В большинстве случаев — например, с «Газпромом», Сбербанком, РАО ЕЭС, «Сургутнефтегазом» и «Сиданко» — нам приходилось решать очень масштабные проблемы, как в наших собственных интересах, так и в интересах сотен тысяч акционеров этих компаний, включая миноритариев и государство. Несколько лет все складывалось удачно. Правительство поощряло нашу работу, поскольку мы защищали интересы России. Но когда ты мешаешь обворовывать компании, люди, которым ты мешаешь, оказываются очень недовольны.
В какой-то момент в одной из компаний мы так сильно разозлили кое-кого из высокопоставленных руководителей, что они стали добиваться аннулирования моей визы. И когда я 13 ноября 2005 г. прибыл в «Шереметьево», выяснилось, что моя виза недействительна. Это было полной неожиданностью.
— У вас есть предположения относительно того, кто стоял за этим?
— Нам было очевидно, что речь идет об одной из компаний, в которой мы активно добивались изменения системы корпоративного управления. При этом трудно указать на конкретных лиц. И если сегодня спросить у четырех наиболее влиятельных людей в России, кто лишил Билла Браудера визы, то вы получите четыре разных ответа. Так что конкретных имен мы до сих пор не можем назвать.
— Мне доводилось слышать, что вы подобрались слишком близко к реальным хозяевам «Сургутнефтегаза». Это так?
— Я тоже слышал эту версию, но существует еще по меньшей мере три альтернативные версии.
— Но вы все же узнали, кто реально владеет «Сургутнефтегазом»?
— Все, что мы о компании знаем, было опубликовано в газетах.
— Итак, создалось впечатление, что вы потеряли надежду на получение новой визы?
— Иногда надо уметь понимать намеки. Если кто-то не желает приглашать вас к себе в гости, не нужно проявлять настойчивость, лучше пойти туда, где вам рады. А после того, как мне отказали в выдаче визы, я понял, что мне надо заниматься другими регионами мира. В результате мы сейчас работаем на других развивающихся рынках.

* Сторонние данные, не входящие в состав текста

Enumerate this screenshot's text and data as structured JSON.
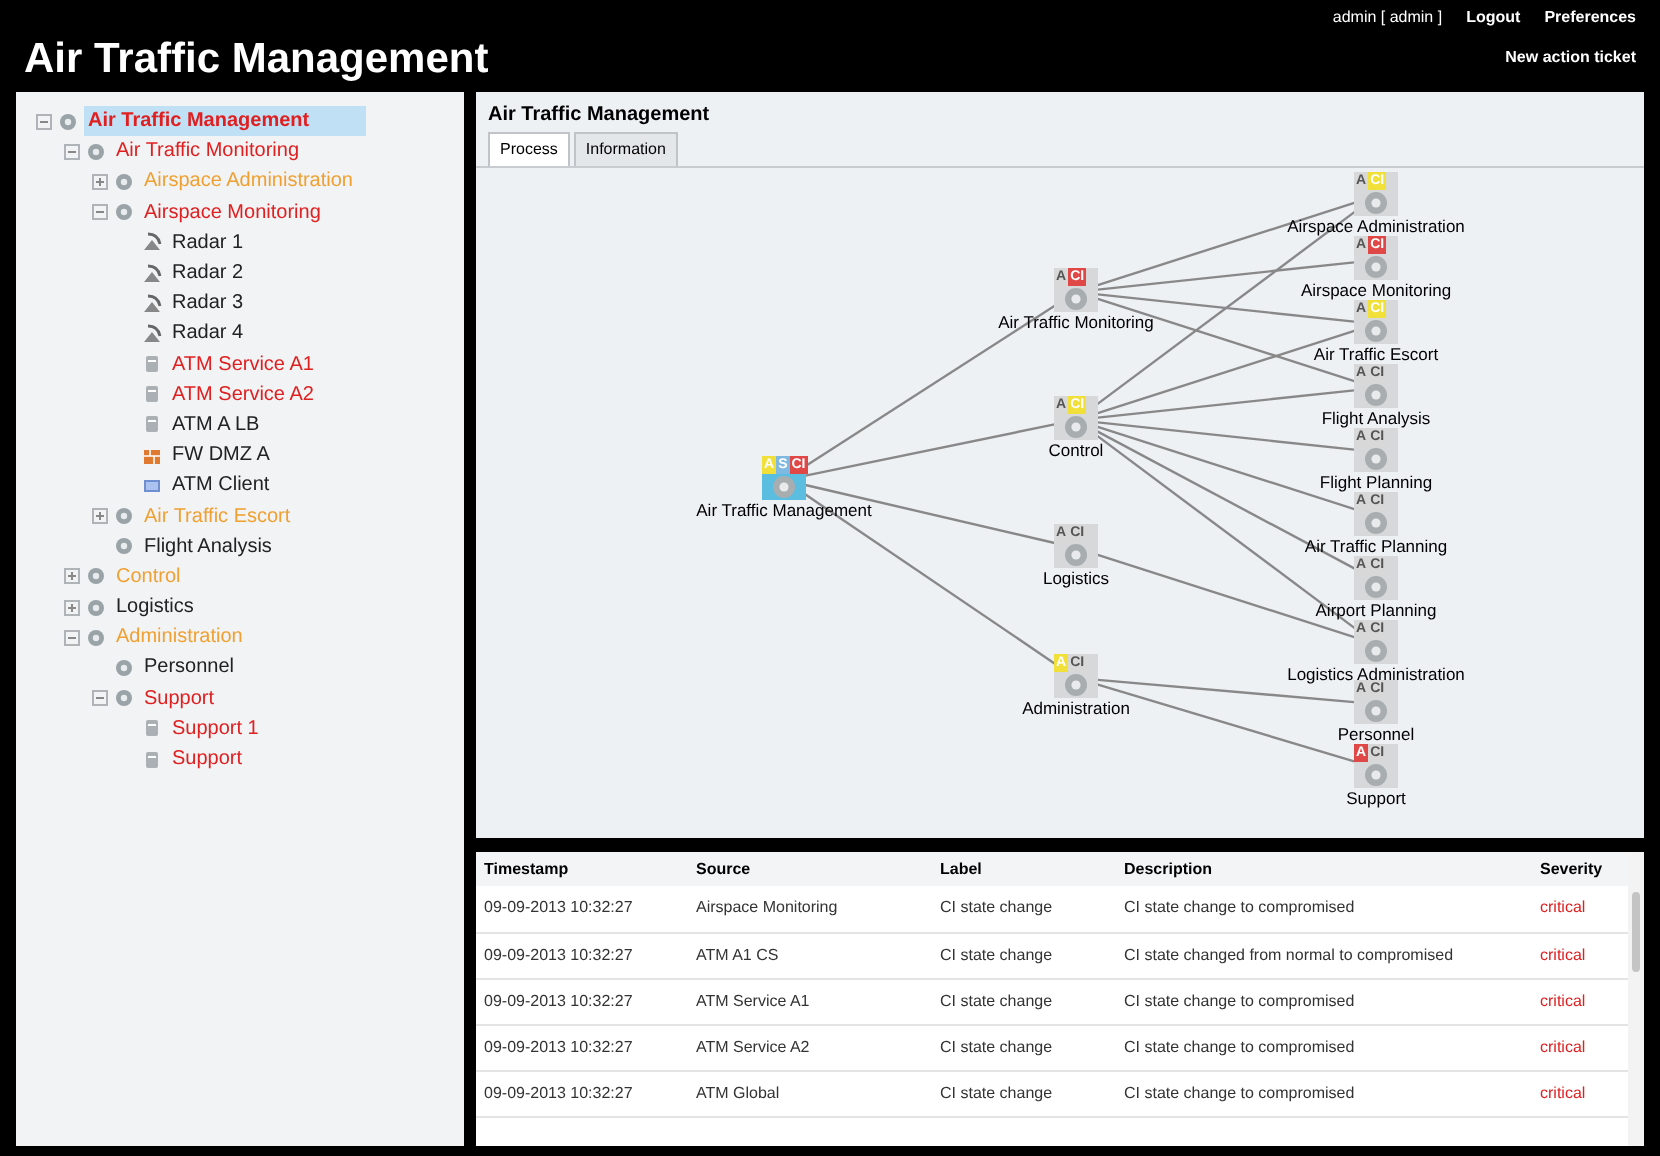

— Что было последней каплей, заставившей вас принять решение об уходе из России?
— После аннулирования моей визы я полгода активно добивался ее возобновления, и многие люди в России и на Западе были на моей стороне. Но от российского правительства мы так и не получили положительного ответа. В конце концов стало ясно, что раз мои столь влиятельные сторонники ничего не могут добиться ценой огромных усилий, то надо уходить. Летом 2006 г. я принял решение переключиться на другие рынки. Я ездил по всему миру, встречаясь с представителями множества компаний. Нашлось несколько мест за пределами России, где для инвестиций были очень интересные возможности.
— А чем обернулись ваши проблемы для инвесторов, вкладывавших в Hermitage?
— Они получили свои деньги от фонда.
— Сколько средств находилось под управлением фонда к моменту скандала с визой и как быстро люди стали потом выводить свои деньги?
— К тому моменту объем наших средств в России составлял $4 млрд, и в течение полутора лет мы ликвидировали почти все. Фонд существует и сейчас, но его объемы очень невелики. Сохранилось порядка 2% или 3% активов.
— Почему вы не закрыли фонд?
— Мы инвестировали в несколько стран бывшего СССР, в том числе в Средней Азии и в Восточной Европе. Россией дело не ограничивалось.
— Инвесторы были сильно встревожены, когда забирали свои деньги?
— Обычно отношение было такое: если даже крупнейшему зарубежному портфельному инвестору закрыт путь в страну, значит, я остерегусь держать свои инвестиции в этой стране.
— Расскажите о новых направлениях вашей инвестиционной деятельности. Много ли было инвесторов, которые вывели деньги из России и совместно с вами стали вкладывать их в другие рынки?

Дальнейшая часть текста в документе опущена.